Requesting help for people who can't speak -- or are in a situation where it's too too dangerous for someone to hear their voice -- is becoming easier.
Frederick County, Md. on Thursday became the sixth jurisdiction in the country to offer residents the ability to text its 911 center.
Dispatchers are standing by ready to take text requests from Verizon wireless customers for police, fire or EMS services.
In December, FCC Chairman Julius Genachowski announced that the nation’s four largest
wireless carriers -- AT&T, Verizon, Sprint, T-Mobile -- agreed to accelerate the availability of text-to-911.
The FCC put a nationwide deadline on the texting capability of May 15, 2014.
York County, Va., the first communications center to accept 911 texts, receives several hundred a month, officials noted.

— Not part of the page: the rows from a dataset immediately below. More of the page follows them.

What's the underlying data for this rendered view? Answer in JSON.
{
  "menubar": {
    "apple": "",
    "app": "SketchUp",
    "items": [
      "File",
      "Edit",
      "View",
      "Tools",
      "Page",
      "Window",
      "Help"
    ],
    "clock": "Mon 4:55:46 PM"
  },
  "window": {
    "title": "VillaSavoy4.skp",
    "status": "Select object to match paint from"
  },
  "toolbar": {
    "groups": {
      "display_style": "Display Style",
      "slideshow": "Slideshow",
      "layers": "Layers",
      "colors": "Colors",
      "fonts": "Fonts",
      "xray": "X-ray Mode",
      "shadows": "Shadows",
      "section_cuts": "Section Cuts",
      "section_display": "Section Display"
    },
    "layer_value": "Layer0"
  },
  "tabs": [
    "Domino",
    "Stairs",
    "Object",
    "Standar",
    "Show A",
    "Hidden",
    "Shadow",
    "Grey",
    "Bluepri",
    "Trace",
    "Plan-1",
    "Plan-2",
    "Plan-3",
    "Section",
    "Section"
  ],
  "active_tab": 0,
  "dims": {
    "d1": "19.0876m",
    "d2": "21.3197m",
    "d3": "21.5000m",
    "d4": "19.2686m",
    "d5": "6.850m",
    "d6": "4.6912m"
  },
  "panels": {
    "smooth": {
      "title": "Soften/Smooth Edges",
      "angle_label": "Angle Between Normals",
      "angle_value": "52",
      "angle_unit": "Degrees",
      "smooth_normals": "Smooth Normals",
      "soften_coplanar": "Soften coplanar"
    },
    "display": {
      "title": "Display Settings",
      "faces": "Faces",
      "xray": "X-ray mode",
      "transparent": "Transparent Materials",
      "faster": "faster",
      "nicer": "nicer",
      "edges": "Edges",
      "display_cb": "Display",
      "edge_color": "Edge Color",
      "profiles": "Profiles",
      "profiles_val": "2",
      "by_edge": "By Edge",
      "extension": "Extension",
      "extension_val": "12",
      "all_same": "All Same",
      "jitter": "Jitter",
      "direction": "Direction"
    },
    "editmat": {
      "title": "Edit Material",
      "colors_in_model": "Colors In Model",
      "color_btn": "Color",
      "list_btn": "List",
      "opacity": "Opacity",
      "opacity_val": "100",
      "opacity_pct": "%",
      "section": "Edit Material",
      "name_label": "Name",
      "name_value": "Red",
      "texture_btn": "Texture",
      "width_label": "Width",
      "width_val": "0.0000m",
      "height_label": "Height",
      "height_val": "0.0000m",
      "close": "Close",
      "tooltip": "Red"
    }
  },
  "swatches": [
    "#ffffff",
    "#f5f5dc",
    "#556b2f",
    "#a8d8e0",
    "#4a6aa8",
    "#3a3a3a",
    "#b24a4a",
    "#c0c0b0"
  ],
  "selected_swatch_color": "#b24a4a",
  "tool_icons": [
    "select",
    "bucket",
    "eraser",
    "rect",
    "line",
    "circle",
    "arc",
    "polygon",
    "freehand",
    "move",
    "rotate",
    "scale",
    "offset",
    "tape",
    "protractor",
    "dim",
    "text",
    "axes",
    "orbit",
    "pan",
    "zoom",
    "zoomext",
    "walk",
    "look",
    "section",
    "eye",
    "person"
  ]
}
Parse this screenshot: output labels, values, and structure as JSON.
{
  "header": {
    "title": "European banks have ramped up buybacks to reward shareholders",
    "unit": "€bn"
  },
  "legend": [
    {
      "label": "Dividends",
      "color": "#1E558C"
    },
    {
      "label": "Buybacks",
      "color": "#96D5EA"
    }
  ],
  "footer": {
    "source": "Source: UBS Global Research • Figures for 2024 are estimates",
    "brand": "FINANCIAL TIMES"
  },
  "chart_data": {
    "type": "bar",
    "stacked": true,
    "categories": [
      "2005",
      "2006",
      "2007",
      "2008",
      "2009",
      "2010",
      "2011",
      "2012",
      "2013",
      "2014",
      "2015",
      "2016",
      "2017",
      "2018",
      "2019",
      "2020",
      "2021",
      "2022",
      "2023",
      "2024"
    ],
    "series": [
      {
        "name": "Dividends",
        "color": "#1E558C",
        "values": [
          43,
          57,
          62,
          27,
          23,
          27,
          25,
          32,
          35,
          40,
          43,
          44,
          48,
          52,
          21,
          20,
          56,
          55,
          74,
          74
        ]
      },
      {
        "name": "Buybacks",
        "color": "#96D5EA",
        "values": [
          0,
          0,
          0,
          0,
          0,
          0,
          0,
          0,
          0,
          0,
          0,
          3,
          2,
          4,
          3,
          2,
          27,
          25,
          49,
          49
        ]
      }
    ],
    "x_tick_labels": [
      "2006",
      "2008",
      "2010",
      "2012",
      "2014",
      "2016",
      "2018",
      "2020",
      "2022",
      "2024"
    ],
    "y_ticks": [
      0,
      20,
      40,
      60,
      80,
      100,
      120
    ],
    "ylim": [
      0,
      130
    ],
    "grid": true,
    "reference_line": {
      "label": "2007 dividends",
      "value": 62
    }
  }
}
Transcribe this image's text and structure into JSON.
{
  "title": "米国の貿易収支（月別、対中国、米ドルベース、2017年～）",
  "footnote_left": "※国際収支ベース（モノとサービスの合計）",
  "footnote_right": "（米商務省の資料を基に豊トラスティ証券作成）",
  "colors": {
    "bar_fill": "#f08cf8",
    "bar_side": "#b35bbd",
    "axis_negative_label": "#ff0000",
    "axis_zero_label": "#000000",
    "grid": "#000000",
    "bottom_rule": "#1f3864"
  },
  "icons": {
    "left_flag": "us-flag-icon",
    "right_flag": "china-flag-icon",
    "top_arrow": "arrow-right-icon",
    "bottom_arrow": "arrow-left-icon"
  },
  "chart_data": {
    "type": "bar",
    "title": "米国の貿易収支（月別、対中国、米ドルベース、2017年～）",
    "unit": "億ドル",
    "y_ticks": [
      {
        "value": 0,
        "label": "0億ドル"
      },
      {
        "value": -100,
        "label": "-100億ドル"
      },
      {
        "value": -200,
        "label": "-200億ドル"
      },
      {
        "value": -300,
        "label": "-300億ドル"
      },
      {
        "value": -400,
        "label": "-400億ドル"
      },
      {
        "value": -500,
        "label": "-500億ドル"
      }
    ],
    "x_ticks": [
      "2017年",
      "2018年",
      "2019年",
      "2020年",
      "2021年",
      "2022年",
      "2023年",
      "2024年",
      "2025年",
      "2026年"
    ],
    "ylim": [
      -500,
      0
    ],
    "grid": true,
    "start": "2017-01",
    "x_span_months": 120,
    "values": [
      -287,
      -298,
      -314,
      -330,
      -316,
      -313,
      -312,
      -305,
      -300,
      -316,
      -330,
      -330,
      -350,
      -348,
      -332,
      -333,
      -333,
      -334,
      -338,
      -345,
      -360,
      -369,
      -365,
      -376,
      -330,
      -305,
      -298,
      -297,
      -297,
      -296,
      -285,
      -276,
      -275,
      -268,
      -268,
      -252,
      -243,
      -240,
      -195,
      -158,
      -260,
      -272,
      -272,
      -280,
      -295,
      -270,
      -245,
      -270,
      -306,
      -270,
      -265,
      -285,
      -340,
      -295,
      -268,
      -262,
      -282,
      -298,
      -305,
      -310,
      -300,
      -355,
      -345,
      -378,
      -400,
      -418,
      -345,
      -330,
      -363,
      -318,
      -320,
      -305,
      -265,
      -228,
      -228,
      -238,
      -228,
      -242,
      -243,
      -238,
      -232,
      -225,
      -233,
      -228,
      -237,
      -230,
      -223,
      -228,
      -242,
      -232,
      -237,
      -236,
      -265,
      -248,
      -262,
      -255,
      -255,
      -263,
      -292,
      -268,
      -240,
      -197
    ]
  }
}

Next Generaton 911 is especially important in Frederick County because that's where the Maryland School for the Deaf is located, Jack Markey, county director of emergency management.
Right now, the techology is only available to Verizon wireless customers. People with other companies should receive a message that 911 texting service won't go through.
TeleCommunication Systems, the company that provided the technology for the service, were on hand for the debut Thursday afternoon.
Drew Morin, TCS chief technology officer, said his company is proud to be part of solution.
"This technology is for all of us," he said, adding that SMS is just the first step in the process.
When a Verizon caller texts '911' on their cellphone in Frederick County, someone at the ECC will type a message back acknowledging it, and asking for the address of the emergency.
They also will inquire if the person can make a regular or voice call.
If not, they will continue typing following a script to ask questions of the caller.
ECC Director Chip Jewell said he learned from hearing impaired folks attending the press conference that certain words may have to be modified to assist the deaf population.
"They told me that 'exactly' doesn't exist in their language," he said, adding that the county will be modifying protocols as the project moves along.
He added that once a text message is initiated, the dispatchers will hold it open to ensure the information is garnered before releasing it.
"This is another tool for us to better serve the public," he added.
Anthony Myers, who heads the state's Emergency Numbers Systems Board, lauded Frederick County for stepping up to be the pilot program.
Myers said the rest of the state will be anxious to hear how it works.